Given that these changes are being made by the Boundary Commission which should be independent of any serving government, it is interesting the rise in power of Labour in Wales at the expense, especially of the nationalist party Plaid Cymru. This raises an interesting point, especially with the current debate and discussion about Scottish independence and the position of the major national parties within the UK. Scotland's nationalist party's - SNP - seats under this new model wouldn't change, in Northern Ireland, Sinn Fein, loses its stronghold to a highly variable mix of other parties, and in Wales, as we can see, Plaid Cymru loses 66% of its seats.

Caveat: these results are based upon the 2010 result and extrapolated over the proposed changes - things could and probably will change in a real election, especially given current economic and political circumstances.

Now there has been discussion on the fairness of these changes and one reason for the rise in Labour and the reduction in smaller parties and the Conservatives might be to address the balance of power in a future Westminster Parliament given that England overall has a large Conservative majority. The other reason could be that this is an attempt to weaken nationalist or smaller parties in Westminster. The latter is also interesting given the move in Wales of the major parties: Labour, Conservatives and Liberal Democrats to distance themselves away from Westminster and even in the case of the Conservatives to even consider changing their name in Wales.

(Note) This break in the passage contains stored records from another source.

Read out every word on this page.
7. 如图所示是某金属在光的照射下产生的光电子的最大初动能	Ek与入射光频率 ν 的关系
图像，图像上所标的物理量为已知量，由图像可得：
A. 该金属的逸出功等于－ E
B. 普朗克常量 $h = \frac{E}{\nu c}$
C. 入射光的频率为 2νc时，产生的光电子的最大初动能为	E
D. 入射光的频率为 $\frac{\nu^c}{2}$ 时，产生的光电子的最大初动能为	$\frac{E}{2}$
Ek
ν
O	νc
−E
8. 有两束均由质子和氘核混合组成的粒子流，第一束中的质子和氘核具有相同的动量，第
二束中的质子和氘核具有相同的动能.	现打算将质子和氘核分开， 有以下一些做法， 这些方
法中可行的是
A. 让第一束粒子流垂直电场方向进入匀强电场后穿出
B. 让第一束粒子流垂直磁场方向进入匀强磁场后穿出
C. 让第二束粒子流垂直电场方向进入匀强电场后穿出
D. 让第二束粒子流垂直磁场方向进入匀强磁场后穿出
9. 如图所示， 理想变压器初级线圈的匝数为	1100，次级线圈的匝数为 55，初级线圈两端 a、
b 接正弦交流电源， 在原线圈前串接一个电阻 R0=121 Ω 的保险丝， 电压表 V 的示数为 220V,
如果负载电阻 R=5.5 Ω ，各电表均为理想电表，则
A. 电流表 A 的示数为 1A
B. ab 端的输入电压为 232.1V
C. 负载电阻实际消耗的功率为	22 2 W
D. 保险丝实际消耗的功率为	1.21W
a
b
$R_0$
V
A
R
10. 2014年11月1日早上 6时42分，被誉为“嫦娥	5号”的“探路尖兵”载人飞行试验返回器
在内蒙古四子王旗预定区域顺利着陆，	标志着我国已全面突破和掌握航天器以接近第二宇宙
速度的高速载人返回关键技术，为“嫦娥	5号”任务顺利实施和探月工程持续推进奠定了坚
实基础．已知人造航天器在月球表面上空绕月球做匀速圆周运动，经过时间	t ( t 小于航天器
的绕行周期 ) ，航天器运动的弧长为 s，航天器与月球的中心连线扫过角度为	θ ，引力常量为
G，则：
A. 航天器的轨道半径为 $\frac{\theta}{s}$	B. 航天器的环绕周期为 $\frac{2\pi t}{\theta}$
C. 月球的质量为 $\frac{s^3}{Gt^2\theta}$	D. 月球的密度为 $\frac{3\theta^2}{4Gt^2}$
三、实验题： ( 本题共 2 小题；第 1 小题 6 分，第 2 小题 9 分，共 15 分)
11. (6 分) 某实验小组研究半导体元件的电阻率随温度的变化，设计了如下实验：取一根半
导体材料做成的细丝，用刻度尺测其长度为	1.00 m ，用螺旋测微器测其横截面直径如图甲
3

And in here lies some interesting aspects of devolution in the UK, for example in Wales, the Conservatives who were highly sceptical and anti-devolution have come to support this as the only mechanism by which they can have some power in Wales (and Scotland too) and ironically for Labour, a pro-devolution party, became at a national level a kind of anti-devolutionist party given the extremely awkward set of rules and processes placed upon the Welsh Government to actively prevent use of that body's powers. Now after the last referendum in Wales which finally gave primary law making powers in the 20 or so devolved areas of government after some 800 years, we still have the possibility of anther referendum to given Wales tax-varying and borrowing powers in line with Scotland, though not control over certain fiscal issues such as the ability to print its own currency.

However one of the good things is that this does reduce the number of MPs in the UK overall but does somewhat distance the national MP away from their constituents, especially in England where no intermediate form of government exists. At least in Wales, Scotland and Northern Ireland, the respective devolved governments are closer to the local people with more interest in local issues.